This time, a year ago, none of us were aware of what was coming. There were a few whispers of a strange new virus emerging, and perhaps some beginnings of concern for a new flu-like infection spreading through Asia. But none of us were thinking that a flood was coming, and that the world would be downed in this pandemic – 110 million people infected, 2.5 million deaths, billions of lives and livelihoods overwhelmed. COVID-19 has indeed been a flood of biblical proportions.
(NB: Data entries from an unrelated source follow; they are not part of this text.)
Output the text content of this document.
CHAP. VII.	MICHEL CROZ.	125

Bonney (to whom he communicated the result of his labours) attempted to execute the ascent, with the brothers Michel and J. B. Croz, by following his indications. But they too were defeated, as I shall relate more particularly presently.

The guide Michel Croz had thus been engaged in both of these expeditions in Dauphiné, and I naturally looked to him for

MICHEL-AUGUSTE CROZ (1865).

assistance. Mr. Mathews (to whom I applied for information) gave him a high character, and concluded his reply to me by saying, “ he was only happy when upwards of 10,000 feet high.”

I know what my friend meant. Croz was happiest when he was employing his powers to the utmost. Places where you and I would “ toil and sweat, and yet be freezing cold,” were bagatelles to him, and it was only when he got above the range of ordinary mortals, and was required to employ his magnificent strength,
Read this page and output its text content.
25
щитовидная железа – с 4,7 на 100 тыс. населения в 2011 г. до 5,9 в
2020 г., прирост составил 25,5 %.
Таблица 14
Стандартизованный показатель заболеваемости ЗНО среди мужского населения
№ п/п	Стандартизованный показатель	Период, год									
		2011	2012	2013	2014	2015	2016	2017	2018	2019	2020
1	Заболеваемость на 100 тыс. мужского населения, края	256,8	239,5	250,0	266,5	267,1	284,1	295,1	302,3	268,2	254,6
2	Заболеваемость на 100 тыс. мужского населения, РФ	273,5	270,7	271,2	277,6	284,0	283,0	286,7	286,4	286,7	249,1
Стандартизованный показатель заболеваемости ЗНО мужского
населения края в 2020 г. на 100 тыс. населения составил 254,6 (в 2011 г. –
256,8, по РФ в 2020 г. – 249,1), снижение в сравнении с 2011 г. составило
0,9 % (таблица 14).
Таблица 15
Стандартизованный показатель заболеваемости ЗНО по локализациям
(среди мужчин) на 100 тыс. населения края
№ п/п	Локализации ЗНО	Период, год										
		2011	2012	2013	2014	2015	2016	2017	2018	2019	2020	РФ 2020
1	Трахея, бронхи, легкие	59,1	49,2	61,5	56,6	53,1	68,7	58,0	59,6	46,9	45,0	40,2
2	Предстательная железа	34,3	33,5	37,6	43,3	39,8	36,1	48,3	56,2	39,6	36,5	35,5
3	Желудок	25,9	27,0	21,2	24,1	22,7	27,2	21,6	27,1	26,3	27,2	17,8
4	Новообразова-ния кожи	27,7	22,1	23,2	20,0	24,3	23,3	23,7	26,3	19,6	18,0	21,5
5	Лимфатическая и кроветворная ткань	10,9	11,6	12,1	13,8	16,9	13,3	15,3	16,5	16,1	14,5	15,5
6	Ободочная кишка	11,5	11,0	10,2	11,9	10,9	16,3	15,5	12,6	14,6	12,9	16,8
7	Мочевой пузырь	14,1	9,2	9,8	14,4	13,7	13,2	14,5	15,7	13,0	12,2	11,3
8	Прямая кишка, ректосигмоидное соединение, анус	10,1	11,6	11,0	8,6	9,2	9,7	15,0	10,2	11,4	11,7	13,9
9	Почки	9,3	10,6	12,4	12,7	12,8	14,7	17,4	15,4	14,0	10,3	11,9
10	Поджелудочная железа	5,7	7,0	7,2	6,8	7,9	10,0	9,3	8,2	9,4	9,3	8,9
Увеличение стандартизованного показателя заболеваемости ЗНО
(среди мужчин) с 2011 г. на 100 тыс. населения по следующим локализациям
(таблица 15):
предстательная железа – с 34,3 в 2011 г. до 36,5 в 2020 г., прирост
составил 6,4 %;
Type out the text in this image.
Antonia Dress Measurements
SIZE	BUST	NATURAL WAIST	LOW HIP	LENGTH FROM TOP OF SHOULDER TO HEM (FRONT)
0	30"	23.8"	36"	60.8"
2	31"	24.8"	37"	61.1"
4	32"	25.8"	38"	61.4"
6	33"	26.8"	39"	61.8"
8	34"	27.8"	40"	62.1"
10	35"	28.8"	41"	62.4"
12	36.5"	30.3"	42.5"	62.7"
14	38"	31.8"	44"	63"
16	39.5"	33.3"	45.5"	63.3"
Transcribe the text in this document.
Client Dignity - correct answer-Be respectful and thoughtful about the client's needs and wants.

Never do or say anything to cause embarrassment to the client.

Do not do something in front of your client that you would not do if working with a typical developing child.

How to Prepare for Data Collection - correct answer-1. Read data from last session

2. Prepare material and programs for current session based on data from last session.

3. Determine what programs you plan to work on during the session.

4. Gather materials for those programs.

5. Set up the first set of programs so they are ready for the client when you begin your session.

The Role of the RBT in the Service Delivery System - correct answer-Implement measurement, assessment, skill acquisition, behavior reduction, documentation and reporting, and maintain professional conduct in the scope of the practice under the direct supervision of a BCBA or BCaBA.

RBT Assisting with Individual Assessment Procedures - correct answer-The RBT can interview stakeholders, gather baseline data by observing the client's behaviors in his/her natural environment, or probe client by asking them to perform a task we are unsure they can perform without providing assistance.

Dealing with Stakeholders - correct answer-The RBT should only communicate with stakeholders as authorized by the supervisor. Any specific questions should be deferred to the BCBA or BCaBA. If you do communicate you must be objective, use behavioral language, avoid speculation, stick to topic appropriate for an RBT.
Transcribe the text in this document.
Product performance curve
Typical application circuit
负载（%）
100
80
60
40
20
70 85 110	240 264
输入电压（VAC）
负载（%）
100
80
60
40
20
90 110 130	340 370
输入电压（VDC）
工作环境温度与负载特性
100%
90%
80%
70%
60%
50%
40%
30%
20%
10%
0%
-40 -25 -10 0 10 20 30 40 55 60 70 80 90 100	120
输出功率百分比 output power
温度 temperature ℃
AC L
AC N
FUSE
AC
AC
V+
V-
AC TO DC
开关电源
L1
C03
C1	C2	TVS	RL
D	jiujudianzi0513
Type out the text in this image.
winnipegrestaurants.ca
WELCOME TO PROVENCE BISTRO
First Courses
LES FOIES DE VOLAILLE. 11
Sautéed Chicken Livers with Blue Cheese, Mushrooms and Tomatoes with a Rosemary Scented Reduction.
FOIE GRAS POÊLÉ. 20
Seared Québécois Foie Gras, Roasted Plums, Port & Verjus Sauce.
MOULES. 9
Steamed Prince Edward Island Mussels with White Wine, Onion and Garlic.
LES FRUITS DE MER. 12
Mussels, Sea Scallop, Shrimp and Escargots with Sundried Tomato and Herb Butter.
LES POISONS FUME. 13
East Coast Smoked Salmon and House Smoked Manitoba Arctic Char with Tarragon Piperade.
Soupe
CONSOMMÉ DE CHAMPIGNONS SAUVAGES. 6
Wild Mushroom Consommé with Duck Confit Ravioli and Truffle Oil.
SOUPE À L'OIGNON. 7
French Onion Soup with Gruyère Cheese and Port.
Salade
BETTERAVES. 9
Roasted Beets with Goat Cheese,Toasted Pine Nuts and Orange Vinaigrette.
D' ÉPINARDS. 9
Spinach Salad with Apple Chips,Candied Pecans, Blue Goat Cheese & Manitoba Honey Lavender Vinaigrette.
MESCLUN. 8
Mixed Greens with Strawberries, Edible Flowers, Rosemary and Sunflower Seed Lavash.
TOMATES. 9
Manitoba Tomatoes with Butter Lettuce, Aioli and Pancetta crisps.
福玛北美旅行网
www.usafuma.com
Yet, the promise of God, made to Noah and his family, has prevailed. “There shall be no flood to destroy the earth again.” The world has been devastated, but not destroyed; we have been shattered, but not annihilated. Even now, as mass vaccination begins to roll out like a returning dove with an olive twig, the rainbow of God’s abiding love for his creation appears, and his covenant with us renewed.
Perhaps you are not feeling so hopeful at this stage in this journey we have all been on. After all, we’ve only just come out of Lockdown 3.0, and there remains a very deep sense of flux and uncertainty about the immediate future. There are large numbers of families who have been deeply wounded by the isolation from family and community, by the loss of business and cultural engagement, and by the lingering effects of unemployment and health issues. The fatigue of this pandemic sits heavily on our collective shoulders, and there are concerns about the effectiveness, safety and ethics of the vaccines to be offered.
If this is a fair description of where we find ourselves at present in this COVID flood, why would I be proposing to you a word of hope and relief? Because I believe that the path from death to life, from destruction to re-creation, from drowning to saving is permanently marked by the One who took that path on behalf of all humanity, our Saviour Jesus Christ. If we each believe this – even if we need to constantly repeat to ourselves, “Lord, I believe; help my unbelief” (Mark 9:24) – then we are making an act of trust that the death and resurrection of Christ defines our future.
We became part of this journey when we were baptised, when we were plunged into another, different ‘flood’ that rescued us from the permanency of death, bringing us the promise of life in Christ. In this particular ‘flood’ that is baptism, we have ourselves been immersed into Christ Jesus – we have shared in his death and received the new life of His resurrection. This ‘flood’ has changed us, so that we might see the world, and live in it, from the perspective of God’s eternal hope for our future.
For this reason do I hold out hope in the midst of the circumstances in which we are presently engulfed. The Lord will find a way; our task is to discover it, and then live it. We are marked with the death and resurrection of Jesus Christ; as such, we have been re-configured to see the world before us through the lens of our redemption.
As we each stand at the threshold of this Lent of 2021, wondering what it might have in store, I want to offer you a word of encouragement and hope. God will not let us be destroyed; he has our back. As we begin our spiritual journey to the foot of the cross of Jesus Christ, and then on to the empty tomb, know that you are not abandoned, and then work so that we do not abandon each other in our needs.